Marcel Winatschek

Ten Years Since the Crash

August 25th lands differently. Ten years ago today, Aaliyah boarded a plane in the Bahamas and didn’t come off it. She was twenty-two. Three studio albums, a film career just warming up, a presence that nobody since has come close to replicating—not Ciara, not any of them—because what made her singular wasn’t just the Timbaland production or the choreography. It was the specific combination of cool and warmth you almost never get in the same person at the same time.

Ultimate arrived this week as the anniversary collection, and it does what a best-of should: it reminds you that even the deep cuts shine. "Are You That Somebody," "Try Again," "More Than a Woman"—diamonds that keep radiating. But what hits harder than any individual track is the shape of a career cut off at its beginning. Three albums is a setup, not a body of work. We never found out what came next.

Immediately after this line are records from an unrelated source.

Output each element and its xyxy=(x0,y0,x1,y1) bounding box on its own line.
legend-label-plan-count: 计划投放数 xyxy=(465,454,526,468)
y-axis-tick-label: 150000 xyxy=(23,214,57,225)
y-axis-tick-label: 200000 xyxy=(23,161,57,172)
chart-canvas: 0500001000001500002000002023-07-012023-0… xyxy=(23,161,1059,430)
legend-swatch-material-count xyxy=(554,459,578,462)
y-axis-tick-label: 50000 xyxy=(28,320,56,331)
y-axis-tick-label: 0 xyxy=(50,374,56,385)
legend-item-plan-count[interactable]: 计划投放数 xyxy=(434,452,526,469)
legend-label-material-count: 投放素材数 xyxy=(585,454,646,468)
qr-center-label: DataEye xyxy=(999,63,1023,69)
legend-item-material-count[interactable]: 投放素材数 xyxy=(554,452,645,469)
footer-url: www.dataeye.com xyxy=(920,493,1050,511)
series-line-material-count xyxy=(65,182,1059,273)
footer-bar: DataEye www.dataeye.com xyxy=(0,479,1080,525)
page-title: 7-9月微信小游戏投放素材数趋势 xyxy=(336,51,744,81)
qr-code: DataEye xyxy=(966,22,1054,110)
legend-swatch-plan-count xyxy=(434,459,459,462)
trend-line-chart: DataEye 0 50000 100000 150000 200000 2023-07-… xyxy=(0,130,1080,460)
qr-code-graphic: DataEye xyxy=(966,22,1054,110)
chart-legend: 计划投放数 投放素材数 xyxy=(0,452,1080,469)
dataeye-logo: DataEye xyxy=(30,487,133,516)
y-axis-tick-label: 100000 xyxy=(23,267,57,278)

The rest of the week’s listening was good enough to almost distract me from that. Thursday’s No Devolución is a different animal from what post-hardcore usually delivers—no wall-of-guitars rage, no screaming through teeth. These are slow, interior songs from a band that’s been at it for over a decade and knows how to make words land. It listens like a film with a muted color palette: quiet, bruising, hard to shake.

The Weeknd released his second mixtape, also called Thursday, and while it’s still thick with that same sex-and-narcotics atmosphere he built on House of Balloons—woozy production, falsetto that sounds like it’s coming from the next room at 4am—it doesn’t hit the same peaks. The rhythmic hooks that made the first tape feel like a discovery are sparser here. Still worth the listen. Just not a revelation twice.

And then there’s Netsky. I came into his self-titled debut knowing essentially nothing about drum ’n’ bass and came out the other side completely unable to leave it alone. The Belgian was twenty-one when he made it, which is vaguely offensive in retrospect. The melancholy in those tracks isn’t performed—it sits in the structure, in the way the bass drops against the tempo, in the vocals that float over the top like something half-remembered. I’ve started thinking of it as mine in a possessive way that’s probably embarrassing. His debut album has become something like the soundtrack of my own interior, and I don’t know what to do with that except keep listening.

Toddla T’s Watch Me Dance closes things out on a looser, more sociable note—a UK producer with a taste for hip-hop, reggae, soul, and funk all bleeding into each other, with contributions from Grandmaster Flash and Róisín Murphy among others. Good pre-party music. The kind of record that works best when you’re already moving toward the door.